The Case for Passive Investing

With terms like “Bonds,” “Options,” or “Mutual Funds,” investing can look rather intimidating at first to interested onlookers.  Fortunately, it doesn’t have to be.  

What you might have seen in movies of intense action filled with shouts of “Sell, sell, sell!” and “Buy, buy, buy!” as stocks are traded in the New York Stock Exchange (NYSE) real-life investing for the average person doesn’t have to be so hectic, either.  

According to Bogles’ Little Book of Common Sense Investing, the average individual shouldn’t concern themselves with such an active portfolio. Instead, all they should concern themselves with is focusing on finding an index fund that suits them, investing their money into it, and then (as counter-intuitive as it sounds) just forget about it.

So Why Passive Investing?

Investors who champion the active approach will often tout that they can “beat the market” through analyzing past performance or through other means. However, more often than not, this is nothing more than a pipe dream.  

There is no reliable way of predicting the stock market, and constantly buying and selling the hottest trends in pursuit of doing so will likely end up costing you more money than it is worth.  As John C. Bogle says, “Unlike the hot funds of the day, the index fund can be held through thick and thin for an investment lifetime, and emotions need never enter the equation.”

Therefore, the solution, as stated before, is simple: invest in an index fund, like the S&P 500, and then just leave your money alone.
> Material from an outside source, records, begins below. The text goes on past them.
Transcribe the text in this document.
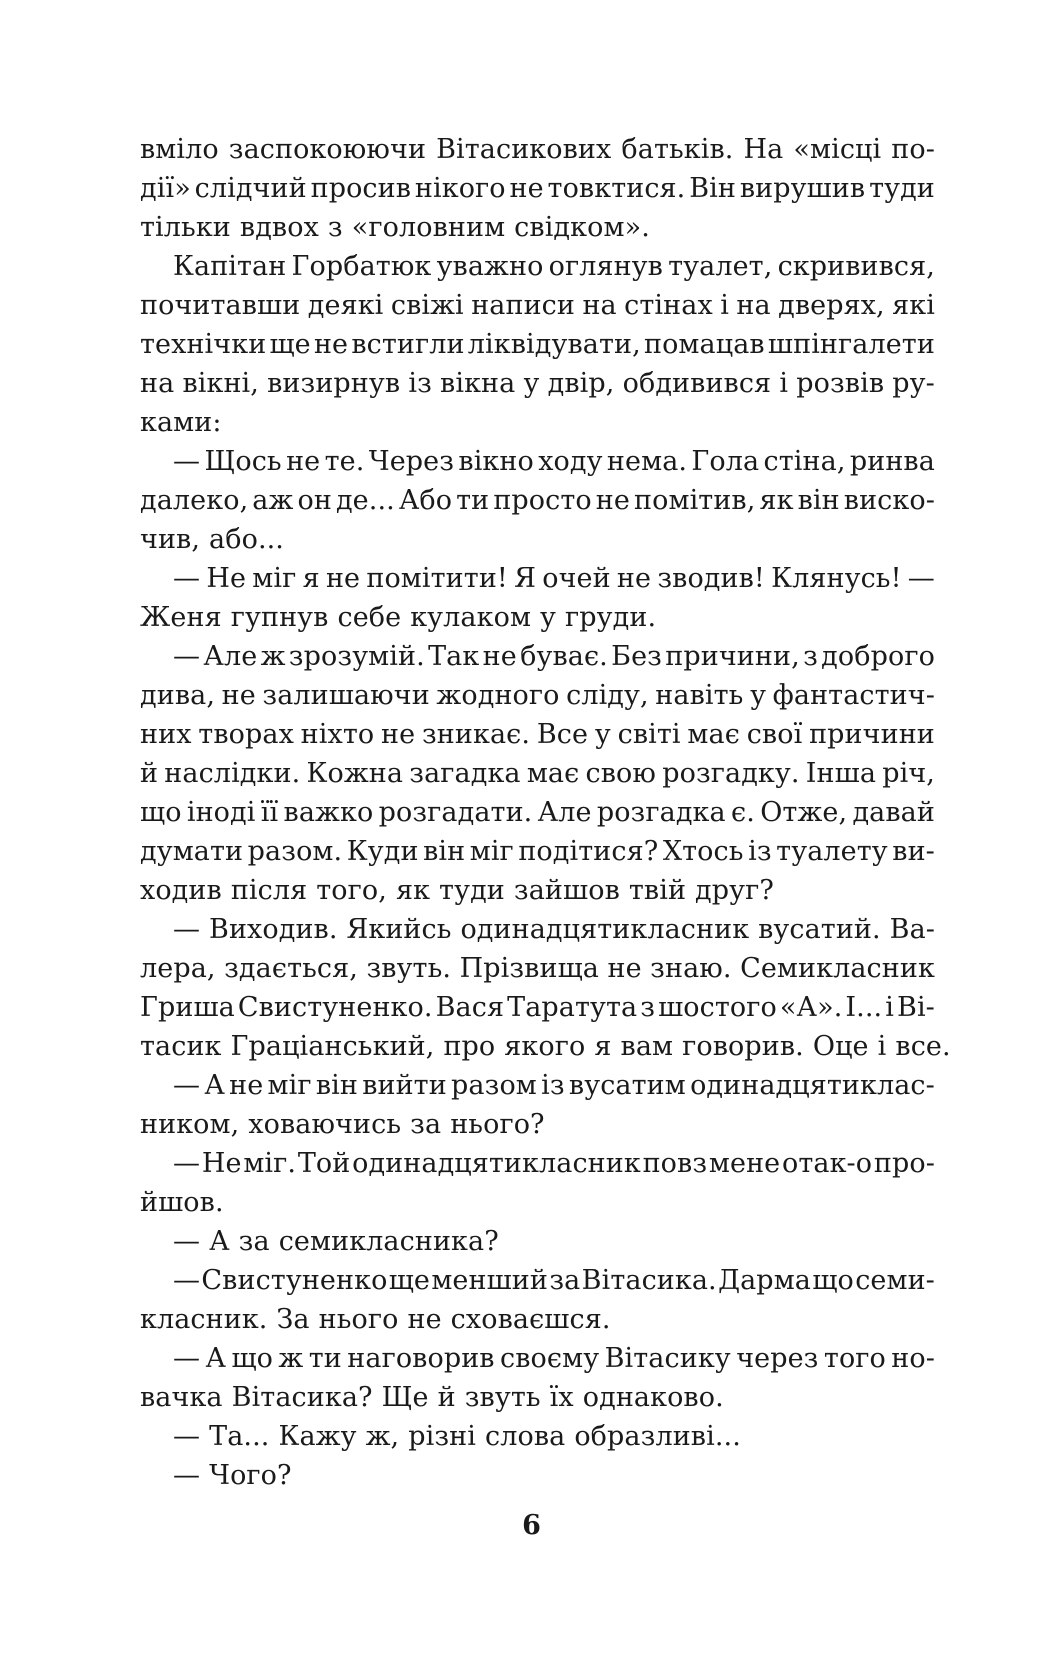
вміло заспокоюючи Вітасикових батьків. На «місці по-
дії» слідчий просив нікого не товктися. Він вирушив туди
тільки вдвох з «головним свідком».
Капітан Горбатюк уважно оглянув туалет, скривився,
почитавши деякі свіжі написи на стінах і на дверях, які
технічки ще не встигли ліквідувати, помацав шпінгалети
на вікні, визирнув із вікна у двір, обдивився і розвів ру-
ками:
— Щось не те. Через вікно ходу нема. Гола стіна, ринва
далеко, аж он де... Або ти просто не помітив, як він виско-
чив, або...
— Не міг я не помітити! Я очей не зводив! Клянусь! —
Женя гупнув себе кулаком у груди.
— Але ж зрозумій. Так не буває. Без причини, з доброго
дива, не залишаючи жодного сліду, навіть у фантастич-
них творах ніхто не зникає. Все у світі має свої причини
й наслідки. Кожна загадка має свою розгадку. Інша річ,
що іноді її важко розгадати. Але розгадка є. Отже, давай
думати разом. Куди він міг подітися? Хтось із туалету ви-
ходив після того, як туди зайшов твій друг?
— Виходив. Якийсь одинадцятикласник вусатий. Ва-
лера, здається, звуть. Прізвища не знаю. Семикласник
Гриша Свистуненко. Вася Таратута з шостого «А». І... і Ві-
тасик Граціанський, про якого я вам говорив. Оце і все.
— А не міг він вийти разом із вусатим одинадцятиклас-
ником, ховаючись за нього?
— Не міг. Той одинадцятикласник повз мене отак-о про-
йшов.
— А за семикласника?
— Свистуненко ще менший за Вітасика. Дарма що семи-
класник. За нього не сховаєшся.
— А що ж ти наговорив своєму Вітасику через того но-
вачка Вітасика? Ще й звуть їх однаково.
— Та... Кажу ж, різні слова образливі...
— Чого?
6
Do your best to keep your eyes off of the current trends and the ups and downs of the market.  Things might look bad at times, but selling when prices are lower than when you bought is a rather poor decision.  

That may sound obvious, but many active investors tend to let their emotions take control when there is a dip, causing them to sell shares to prevent themselves from losing even more money.  As Warren Buffet says in John C. Bogle’s The Little Book of Common Sense Investing, though, remember the 4 E’s: “The greatest Enemies of the Equity investor are Expenses and Emotions”. 
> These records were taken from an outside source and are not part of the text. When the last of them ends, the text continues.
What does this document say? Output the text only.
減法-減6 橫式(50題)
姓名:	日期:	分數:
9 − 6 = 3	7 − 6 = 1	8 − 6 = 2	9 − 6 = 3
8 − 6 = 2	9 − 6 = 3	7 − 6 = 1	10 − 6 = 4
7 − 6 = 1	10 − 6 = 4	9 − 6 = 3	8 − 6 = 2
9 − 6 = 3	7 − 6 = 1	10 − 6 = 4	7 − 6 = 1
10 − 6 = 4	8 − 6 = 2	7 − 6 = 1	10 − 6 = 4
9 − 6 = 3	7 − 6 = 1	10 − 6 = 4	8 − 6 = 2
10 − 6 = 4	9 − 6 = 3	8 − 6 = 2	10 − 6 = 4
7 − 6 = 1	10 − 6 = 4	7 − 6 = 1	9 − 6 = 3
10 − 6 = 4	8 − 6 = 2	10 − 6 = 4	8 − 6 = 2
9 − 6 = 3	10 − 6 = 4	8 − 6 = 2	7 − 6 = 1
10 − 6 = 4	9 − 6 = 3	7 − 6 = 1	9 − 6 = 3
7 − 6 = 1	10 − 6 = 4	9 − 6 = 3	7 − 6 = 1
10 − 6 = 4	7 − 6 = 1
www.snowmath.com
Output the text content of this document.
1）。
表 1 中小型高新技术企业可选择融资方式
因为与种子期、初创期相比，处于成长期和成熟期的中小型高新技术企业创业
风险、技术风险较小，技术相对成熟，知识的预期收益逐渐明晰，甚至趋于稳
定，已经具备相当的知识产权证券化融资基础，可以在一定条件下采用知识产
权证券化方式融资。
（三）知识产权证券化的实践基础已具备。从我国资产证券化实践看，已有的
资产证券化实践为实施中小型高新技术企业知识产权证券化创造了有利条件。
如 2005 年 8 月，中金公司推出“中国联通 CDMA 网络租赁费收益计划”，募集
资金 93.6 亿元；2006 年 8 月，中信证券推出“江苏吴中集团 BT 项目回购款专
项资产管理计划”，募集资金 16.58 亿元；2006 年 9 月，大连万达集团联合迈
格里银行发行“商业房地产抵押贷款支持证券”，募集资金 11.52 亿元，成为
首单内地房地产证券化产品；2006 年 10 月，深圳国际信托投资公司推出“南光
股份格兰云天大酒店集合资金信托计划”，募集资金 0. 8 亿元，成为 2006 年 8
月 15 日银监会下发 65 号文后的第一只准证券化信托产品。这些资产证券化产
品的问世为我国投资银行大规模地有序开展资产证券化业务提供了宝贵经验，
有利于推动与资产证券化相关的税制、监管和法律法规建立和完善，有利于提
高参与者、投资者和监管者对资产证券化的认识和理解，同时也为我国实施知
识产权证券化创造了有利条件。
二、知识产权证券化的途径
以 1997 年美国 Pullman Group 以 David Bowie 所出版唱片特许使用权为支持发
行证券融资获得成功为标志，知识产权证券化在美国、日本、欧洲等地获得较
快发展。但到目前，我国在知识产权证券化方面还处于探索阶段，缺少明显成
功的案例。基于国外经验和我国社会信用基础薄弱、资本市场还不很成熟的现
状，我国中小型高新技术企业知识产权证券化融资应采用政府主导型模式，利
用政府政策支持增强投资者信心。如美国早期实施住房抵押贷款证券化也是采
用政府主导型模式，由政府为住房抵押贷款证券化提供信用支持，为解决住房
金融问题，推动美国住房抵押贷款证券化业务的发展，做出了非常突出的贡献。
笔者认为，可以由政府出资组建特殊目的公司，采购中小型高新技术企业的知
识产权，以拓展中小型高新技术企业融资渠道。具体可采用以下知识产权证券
“But what if the stock market crashes and I lose my money? Wouldn’t I want to sell and look for something better?” you may be asking.  

Don’t worry; with every large dip in the market, index funds have always experienced an equal or surpassing resurgence in time. What is important is that you stick to your guns and not sell during that dip like a more active investor might. Even if it lasts several months or years, prices will eventually rebound and you will be all the better for holding your ground.  Consider the DJIA over the past 5 years, there are periods of significant volatility, but if you’re a long-term investor there was an attractive point to point gain.

Remember- sell high, buy low.  Even Charles Schwab reiterates the importance of passive investing: 

“It’s fun to play around… it’s human nature to try to select the right horse… (But) for the average person, I’m more of an indexer… the predictability is so high… for 10, 15, 20 years you’ll be in the 85thpercentile of performance.”

In other words, if you have enough extra cash to try predicting the market, go right ahead.  However, consider also placing your money in an index fund to diversify your portfolio for greater peace of mind and stability in the long run.


Bogle, J. C. (2017). The little book of common sense investing: The only way to guarantee your fair share of market returns. Hoboken (New Jersey): Wiley & Sons.